Karena itu, Wijayanto menekankan, Indonesia tak lagi bisa terus menerus mengandalkan sumber daya alamnya sebagai penopang aktivitas ekonomi ke depan. Sebab, terbukti selama ini terlalu mengandalkan SDA menyebabkan industrialisasi menjadi semakin tertinggal hingga menyebabkan munculnya fenomena deindustrialisasi.
Deindustrialisasi itu terjadi ketika share atau porsi industri manufaktur terhadap produk domestik bruto (PDB) kian terkikis.
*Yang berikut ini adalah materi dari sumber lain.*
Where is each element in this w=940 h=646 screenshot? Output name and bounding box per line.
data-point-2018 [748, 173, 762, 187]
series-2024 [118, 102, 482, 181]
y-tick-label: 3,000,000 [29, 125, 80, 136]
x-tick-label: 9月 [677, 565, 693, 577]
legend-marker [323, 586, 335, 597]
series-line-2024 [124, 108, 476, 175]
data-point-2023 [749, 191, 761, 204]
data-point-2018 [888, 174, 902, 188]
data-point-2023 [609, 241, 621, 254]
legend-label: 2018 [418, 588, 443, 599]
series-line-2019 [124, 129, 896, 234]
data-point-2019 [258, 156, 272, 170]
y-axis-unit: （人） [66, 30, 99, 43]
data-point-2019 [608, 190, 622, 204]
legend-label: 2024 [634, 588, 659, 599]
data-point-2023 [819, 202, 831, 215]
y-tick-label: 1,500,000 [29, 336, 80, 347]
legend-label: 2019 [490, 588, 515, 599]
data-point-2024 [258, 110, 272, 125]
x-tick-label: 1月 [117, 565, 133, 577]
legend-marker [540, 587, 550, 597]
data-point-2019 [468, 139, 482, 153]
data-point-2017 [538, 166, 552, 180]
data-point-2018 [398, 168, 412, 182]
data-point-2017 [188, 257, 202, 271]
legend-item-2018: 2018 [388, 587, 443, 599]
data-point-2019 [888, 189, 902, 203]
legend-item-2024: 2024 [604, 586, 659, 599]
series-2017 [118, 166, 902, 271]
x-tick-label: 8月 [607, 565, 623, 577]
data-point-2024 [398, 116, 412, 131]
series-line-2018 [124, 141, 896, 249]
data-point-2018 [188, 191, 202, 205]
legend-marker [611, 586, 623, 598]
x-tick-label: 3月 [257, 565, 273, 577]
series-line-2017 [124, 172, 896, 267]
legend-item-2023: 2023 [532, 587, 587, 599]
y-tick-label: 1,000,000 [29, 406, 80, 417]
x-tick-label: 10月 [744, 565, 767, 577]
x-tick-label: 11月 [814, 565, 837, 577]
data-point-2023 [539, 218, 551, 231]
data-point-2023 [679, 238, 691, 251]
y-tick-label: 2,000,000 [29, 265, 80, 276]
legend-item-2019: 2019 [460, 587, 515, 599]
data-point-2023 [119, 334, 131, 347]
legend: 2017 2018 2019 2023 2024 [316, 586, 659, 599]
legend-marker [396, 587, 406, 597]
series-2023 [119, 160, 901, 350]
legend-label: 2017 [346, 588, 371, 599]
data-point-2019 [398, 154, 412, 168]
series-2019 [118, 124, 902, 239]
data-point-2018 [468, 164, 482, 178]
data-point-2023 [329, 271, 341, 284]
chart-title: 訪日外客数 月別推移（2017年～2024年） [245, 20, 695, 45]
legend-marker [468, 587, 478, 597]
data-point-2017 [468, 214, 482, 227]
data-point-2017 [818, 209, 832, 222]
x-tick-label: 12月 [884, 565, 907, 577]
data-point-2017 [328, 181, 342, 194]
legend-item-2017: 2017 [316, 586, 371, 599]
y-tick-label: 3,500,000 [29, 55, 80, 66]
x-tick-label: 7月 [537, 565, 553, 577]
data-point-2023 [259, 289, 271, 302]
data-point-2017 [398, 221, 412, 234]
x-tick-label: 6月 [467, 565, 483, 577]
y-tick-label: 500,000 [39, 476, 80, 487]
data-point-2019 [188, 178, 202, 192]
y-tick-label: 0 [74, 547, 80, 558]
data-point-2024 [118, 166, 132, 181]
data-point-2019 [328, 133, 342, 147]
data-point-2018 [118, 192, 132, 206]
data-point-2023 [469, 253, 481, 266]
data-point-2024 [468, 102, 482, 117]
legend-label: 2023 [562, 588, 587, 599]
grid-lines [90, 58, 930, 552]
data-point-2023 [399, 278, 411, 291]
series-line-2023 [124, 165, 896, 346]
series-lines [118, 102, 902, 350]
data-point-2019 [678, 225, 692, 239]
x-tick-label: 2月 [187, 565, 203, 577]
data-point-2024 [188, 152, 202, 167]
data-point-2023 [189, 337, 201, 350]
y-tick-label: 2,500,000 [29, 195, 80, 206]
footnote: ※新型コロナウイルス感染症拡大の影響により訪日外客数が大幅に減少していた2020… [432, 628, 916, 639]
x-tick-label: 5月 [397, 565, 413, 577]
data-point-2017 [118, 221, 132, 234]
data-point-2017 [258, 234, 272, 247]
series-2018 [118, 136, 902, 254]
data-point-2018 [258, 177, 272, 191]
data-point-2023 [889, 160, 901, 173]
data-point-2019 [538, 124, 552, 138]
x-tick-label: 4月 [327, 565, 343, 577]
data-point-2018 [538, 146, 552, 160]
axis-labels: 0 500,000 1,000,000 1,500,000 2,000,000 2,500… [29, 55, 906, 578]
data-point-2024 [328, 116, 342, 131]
Wijayanto mengatakan, pada zaman orde baru share industri manufaktur terhadap PDB rata-rata masih sebesar 25%, namun kini di era satu dekade pemerintahan Jokowi tinggal 18,7%.
“Sejarah menunjukkan pengalaman negara-negara besar di dunia China, India, Inggris, Jepang dan Amerika, ekonomi mereka membesar karena terdongkrak oleh proses industrialisasi,” ucap Wijayanto.
Oleh sebab itu, Wijayanto menekankan, harapan untuk pemerintah mendatang idealnya fokus pada kualitas pertumbuhan bukan pada kecepatan di mana tidak menjadikan 8% pertumbuhan sebagai dogma, dengan cara mendorong industrialisasi.
“Ini dapat dilakukan dengan membantu para pelaku industri manufaktur karena mereka adalah the real hero, perbaiki kualitas perencanaan dengan tidak terburu-buru karena tragedi IKN dan kereta cepat KCIC adalah contoh nyata,” tutur Wijayanto.